Computational and Applied Mathematics
Yulong Xing works on the design, analysis, and implementation of accurate and efficient numerical methods for differential equations arising from physical problems. His research is currently focused on the development of high-order numerical methods for various applications, from astrophysics to hydraulic engineering to atmospheric and climate science, and others.
Ariana Beste is interested in understanding mechanistic details of chemical conversion that are governed by kinetic barriers. Applying quantum methods, reactive force fields, transition state theory, and kinetic Monte Carlo, she is exploring various areas of research important to the mission of Oak Ridge National Laboratory: lignin conversion, low-cost carbon fiber production, and catalysis on reactive surfaces.
Stephanie TerMaath’s group focuses on computational structural mechanics. They develop numerical methods and perform computational simulation to investigate complex multi-physic problems in the fields of civil, mechanical, aerospace, and biomedical engineering. They use high-performance computing to efficiently solve complex scenarios.
Kwai Wong's research focus is the animate side of CFD, specifically the analysis of the fluid–thermal systems of the human body, ranging from the bronchial-tree system to organs and audio functionality. He and colleagues have devised a number of simulations to probe what happens when aberrations affect the remarkably intricate biological flow system—events such as stenosis [narrowing of blood vessels], stroke, and heart problems.

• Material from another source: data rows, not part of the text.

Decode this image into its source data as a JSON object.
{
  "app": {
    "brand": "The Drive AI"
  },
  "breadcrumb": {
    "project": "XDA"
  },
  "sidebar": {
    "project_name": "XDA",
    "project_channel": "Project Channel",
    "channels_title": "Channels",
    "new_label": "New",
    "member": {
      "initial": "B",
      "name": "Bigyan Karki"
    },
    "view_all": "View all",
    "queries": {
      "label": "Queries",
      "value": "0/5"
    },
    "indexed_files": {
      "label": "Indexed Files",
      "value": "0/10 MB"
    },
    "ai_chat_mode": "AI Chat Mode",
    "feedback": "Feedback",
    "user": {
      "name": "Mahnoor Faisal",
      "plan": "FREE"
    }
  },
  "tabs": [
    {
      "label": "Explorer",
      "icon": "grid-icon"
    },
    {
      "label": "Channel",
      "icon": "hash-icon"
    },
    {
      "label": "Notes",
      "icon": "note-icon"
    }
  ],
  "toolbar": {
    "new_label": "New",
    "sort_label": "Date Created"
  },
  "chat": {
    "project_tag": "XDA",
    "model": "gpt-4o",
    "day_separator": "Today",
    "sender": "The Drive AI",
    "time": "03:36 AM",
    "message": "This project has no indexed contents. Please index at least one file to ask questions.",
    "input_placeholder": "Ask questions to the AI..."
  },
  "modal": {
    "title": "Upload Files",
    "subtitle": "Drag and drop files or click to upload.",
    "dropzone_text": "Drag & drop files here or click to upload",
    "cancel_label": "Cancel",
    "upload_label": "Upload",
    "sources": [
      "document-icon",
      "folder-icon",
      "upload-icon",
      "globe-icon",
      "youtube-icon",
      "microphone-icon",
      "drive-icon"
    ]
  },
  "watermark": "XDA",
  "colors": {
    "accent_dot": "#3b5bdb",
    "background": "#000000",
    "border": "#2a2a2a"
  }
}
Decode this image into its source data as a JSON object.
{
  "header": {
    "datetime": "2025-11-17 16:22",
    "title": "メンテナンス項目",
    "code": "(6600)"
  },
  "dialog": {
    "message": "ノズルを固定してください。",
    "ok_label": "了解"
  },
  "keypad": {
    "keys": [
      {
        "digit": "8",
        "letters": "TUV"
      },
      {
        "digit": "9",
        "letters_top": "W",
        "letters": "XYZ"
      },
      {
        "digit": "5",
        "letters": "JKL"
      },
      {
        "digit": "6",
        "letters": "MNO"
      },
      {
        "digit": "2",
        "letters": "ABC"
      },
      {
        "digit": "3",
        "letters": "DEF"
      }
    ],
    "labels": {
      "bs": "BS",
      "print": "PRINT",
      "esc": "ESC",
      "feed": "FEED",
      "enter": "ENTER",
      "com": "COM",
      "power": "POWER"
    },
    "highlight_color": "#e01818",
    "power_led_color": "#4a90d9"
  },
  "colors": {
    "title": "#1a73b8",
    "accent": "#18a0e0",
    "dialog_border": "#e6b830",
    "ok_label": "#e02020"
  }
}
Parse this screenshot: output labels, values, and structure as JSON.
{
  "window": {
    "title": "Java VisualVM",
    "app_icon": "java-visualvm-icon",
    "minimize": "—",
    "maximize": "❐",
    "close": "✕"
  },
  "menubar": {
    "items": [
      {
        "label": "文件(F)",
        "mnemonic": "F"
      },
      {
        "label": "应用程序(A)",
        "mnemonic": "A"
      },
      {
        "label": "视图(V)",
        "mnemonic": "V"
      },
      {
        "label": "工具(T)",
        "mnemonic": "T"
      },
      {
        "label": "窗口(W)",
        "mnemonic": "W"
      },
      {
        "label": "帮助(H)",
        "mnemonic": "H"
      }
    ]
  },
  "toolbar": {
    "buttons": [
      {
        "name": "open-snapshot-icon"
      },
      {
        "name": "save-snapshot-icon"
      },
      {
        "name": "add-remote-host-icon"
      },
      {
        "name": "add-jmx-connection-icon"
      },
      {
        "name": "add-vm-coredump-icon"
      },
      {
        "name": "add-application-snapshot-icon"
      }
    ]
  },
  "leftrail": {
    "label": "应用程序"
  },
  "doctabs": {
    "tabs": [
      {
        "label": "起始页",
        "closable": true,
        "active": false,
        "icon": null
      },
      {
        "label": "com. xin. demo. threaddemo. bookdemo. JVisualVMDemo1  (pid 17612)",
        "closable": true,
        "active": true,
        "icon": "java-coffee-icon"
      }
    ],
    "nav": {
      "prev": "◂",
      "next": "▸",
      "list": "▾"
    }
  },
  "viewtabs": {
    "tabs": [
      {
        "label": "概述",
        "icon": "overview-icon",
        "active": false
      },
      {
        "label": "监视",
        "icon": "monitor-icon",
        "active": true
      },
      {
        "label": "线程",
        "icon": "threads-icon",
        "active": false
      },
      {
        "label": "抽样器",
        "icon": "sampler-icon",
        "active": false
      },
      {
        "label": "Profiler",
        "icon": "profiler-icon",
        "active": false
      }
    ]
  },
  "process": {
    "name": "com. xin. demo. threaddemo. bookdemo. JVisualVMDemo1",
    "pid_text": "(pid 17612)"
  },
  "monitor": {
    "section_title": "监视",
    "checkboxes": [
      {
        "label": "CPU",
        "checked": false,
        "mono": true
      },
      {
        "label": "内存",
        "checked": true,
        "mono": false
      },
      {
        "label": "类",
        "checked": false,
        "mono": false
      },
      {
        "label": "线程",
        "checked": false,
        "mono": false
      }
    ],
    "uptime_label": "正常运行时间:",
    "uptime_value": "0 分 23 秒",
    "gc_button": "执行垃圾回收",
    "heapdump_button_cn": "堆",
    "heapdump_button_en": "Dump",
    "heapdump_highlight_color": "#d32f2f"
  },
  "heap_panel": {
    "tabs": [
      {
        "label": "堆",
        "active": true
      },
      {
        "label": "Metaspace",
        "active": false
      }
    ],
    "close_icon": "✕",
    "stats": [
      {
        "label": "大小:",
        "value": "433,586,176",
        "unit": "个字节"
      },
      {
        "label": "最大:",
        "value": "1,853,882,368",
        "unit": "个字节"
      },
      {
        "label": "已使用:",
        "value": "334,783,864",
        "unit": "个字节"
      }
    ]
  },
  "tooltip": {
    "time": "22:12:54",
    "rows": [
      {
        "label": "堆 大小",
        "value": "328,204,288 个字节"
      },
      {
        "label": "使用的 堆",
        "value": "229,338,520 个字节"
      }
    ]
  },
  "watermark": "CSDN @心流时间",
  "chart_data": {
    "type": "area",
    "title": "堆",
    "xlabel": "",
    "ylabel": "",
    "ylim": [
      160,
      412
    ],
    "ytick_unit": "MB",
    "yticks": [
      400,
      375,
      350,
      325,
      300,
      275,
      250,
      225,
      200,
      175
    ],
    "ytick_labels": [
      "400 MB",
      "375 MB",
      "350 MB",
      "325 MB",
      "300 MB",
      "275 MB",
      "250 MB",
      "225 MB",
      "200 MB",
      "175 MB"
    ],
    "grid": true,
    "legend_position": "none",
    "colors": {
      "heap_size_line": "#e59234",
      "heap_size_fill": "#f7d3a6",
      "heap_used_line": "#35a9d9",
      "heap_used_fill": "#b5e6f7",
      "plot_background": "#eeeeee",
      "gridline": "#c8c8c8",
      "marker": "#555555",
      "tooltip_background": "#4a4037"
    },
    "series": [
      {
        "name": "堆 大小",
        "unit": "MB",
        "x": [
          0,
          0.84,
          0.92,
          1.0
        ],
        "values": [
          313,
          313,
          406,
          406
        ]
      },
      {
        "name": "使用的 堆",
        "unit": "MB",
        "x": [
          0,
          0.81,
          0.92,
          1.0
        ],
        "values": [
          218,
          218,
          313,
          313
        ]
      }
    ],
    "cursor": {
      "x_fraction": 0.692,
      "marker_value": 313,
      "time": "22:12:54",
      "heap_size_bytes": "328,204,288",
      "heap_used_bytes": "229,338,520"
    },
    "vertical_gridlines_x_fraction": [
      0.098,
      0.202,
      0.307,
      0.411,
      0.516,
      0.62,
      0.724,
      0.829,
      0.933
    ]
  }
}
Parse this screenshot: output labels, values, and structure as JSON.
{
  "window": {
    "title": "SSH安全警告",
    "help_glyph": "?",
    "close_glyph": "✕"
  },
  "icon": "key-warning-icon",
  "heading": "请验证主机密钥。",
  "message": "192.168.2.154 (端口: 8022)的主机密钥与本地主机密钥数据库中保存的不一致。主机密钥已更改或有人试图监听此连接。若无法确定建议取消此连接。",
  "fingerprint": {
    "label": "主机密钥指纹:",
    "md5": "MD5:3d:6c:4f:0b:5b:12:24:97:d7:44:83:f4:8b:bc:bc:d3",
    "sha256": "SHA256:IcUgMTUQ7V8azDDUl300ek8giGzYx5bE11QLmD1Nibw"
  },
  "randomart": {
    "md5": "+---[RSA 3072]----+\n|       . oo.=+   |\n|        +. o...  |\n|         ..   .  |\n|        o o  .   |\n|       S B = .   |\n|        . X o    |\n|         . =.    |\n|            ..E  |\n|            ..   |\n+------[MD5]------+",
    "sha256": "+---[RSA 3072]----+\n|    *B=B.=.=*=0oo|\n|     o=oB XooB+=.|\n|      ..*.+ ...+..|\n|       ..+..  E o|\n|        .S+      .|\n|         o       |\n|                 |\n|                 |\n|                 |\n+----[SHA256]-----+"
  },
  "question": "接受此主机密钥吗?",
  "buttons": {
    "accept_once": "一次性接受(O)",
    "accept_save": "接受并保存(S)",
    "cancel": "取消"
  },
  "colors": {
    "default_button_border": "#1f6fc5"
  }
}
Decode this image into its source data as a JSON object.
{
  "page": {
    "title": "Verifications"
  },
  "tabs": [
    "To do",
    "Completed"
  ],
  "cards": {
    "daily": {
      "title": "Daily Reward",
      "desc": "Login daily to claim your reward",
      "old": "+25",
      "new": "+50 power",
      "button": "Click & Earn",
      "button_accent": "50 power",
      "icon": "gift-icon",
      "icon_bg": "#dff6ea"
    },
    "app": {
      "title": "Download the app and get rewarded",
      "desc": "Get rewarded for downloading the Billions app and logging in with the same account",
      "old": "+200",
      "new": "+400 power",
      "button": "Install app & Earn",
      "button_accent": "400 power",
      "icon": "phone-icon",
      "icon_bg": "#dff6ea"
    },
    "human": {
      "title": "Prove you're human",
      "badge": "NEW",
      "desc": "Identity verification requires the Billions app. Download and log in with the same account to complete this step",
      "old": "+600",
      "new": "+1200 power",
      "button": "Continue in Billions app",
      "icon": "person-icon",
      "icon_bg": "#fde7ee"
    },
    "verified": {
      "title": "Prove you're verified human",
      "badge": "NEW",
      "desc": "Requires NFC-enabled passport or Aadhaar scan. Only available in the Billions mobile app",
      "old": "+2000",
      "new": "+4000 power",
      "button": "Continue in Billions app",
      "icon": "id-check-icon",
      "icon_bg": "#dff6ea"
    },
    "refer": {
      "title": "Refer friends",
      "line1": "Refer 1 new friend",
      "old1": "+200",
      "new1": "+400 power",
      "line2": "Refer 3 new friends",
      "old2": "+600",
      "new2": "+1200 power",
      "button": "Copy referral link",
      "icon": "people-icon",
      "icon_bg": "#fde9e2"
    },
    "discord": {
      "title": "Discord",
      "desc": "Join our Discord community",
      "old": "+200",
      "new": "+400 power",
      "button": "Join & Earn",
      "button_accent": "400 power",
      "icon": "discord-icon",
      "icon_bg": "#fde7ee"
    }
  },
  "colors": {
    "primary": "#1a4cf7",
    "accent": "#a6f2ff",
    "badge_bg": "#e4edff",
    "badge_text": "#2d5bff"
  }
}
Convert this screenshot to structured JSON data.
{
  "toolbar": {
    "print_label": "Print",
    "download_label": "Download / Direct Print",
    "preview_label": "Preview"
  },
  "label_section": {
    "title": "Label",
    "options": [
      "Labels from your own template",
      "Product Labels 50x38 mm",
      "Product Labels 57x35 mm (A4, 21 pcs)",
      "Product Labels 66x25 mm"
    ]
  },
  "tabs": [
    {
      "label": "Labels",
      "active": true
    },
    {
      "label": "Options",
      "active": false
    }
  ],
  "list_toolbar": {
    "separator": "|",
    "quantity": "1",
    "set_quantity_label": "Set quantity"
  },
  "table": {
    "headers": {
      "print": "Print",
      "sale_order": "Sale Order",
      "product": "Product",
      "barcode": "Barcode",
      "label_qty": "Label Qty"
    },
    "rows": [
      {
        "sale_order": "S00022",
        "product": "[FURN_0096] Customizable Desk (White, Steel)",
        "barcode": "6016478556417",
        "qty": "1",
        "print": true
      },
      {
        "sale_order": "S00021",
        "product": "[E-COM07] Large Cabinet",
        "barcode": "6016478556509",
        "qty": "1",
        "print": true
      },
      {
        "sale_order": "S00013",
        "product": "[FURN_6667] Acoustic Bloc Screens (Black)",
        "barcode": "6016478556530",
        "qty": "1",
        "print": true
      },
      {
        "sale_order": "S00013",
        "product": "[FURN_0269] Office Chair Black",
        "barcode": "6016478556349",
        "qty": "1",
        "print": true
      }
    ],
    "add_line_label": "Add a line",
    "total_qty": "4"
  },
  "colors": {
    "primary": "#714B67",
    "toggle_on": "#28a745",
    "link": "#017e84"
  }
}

A. J. Baker leads research on weak form computational mathematics/physics topics in computational fluid dynamics (CFD) through UT CFD Laboratory in collaboration with JICS. Current hot research topic is HPC implementation of an analytical model-free closure theory for space filtered (LES) Navier-Stokes absent a Reynolds number (turbulent) hypothesis. A companion activity is validation of time averaged turbulent (RANS) Navier-Stokes PDE continuum modification theory enabling annihilation of nonlinear, discretization-induced dispersion error.
Computational Materials Science
Jacek Jakowski's current research focuses on the development of efficient quantum dynamics methods for the application in energy research and modeling nanoscale advanced materials.
David Keffer’s group focuses on using multiscale modeling tools to develop structure–property relationships for complex materials, including lignin fiber carbon electrodes for batteries, proton exchange membranes for fuel cells, nanoporous materials for gas storage and separation, and targeted catalysts. Efforts are also directed at interpreting the neutron spectra of those materials. This group participates in interdisciplinary research, closely collaborating with the experimentalists who synthesize and characterize the materials that are being modeled.
Yanfei Gao's group uses computer simulation, theoretical modeling, and experiments to explore plastic deformation and fracture of a variety of advanced structural materials. These materials include superalloys, bulk amorphous alloys, and single nanoscale crystals with low-defect density. The group employs nano-indentation techniques to study the mechanical properties of materials at length scales not easily accessible by other test methods. By combining computer simulations with experiments, they obtain a far more complete picture of the material deformation and underlying mechanisms than is possible through the use of experiments alone.
Anthony Mezzacappa’s group has been engaged in the development of (1) physics-based preconditioners for the solution of the large, sparse linear systems of equations underpinning the numerical solution of the neutrino Boltzmann kinetic equations; (2) strategies for successful tera- to peta-scale data management; (3) visualization of multi-dimensional scalar, vector, and tensor supernova data; and (4) strategies for adaptive mesh refinement for memory-intensive applications involving radiation transport.
Predrag Krstic studies the dynamics of complex molecular systems interacting with photons, electrons, atoms, and molecules, using a wide spectrum of numerical methods, from classical and quantum-classical molecular dynamics and solutions of the time-dependent Schrodinger equation, to Poisson-Nernst-Planck-Stokes partial differential equations of fluid mechanics. The research covers applications in nanobiotechnology, nuclear fusion, particle–surface interactions, astrophysics, and molecular electronics.
Computer Science and Software
Gregory Peterson's research addresses next-generation computing architectures—particularly accelerator technologies such as GPUs, MICs, and FPGAs. He is interested in the architecture, programming, design automation, and performance evaluation of computing systems based on accelerators and multicore processors. Gregory examines those emerging platforms by using computational science applications and exploring the most effective architectural approaches for creating highly efficient implementations. He also investigates practical operational issues related to energy efficiency and security for advanced computing systems.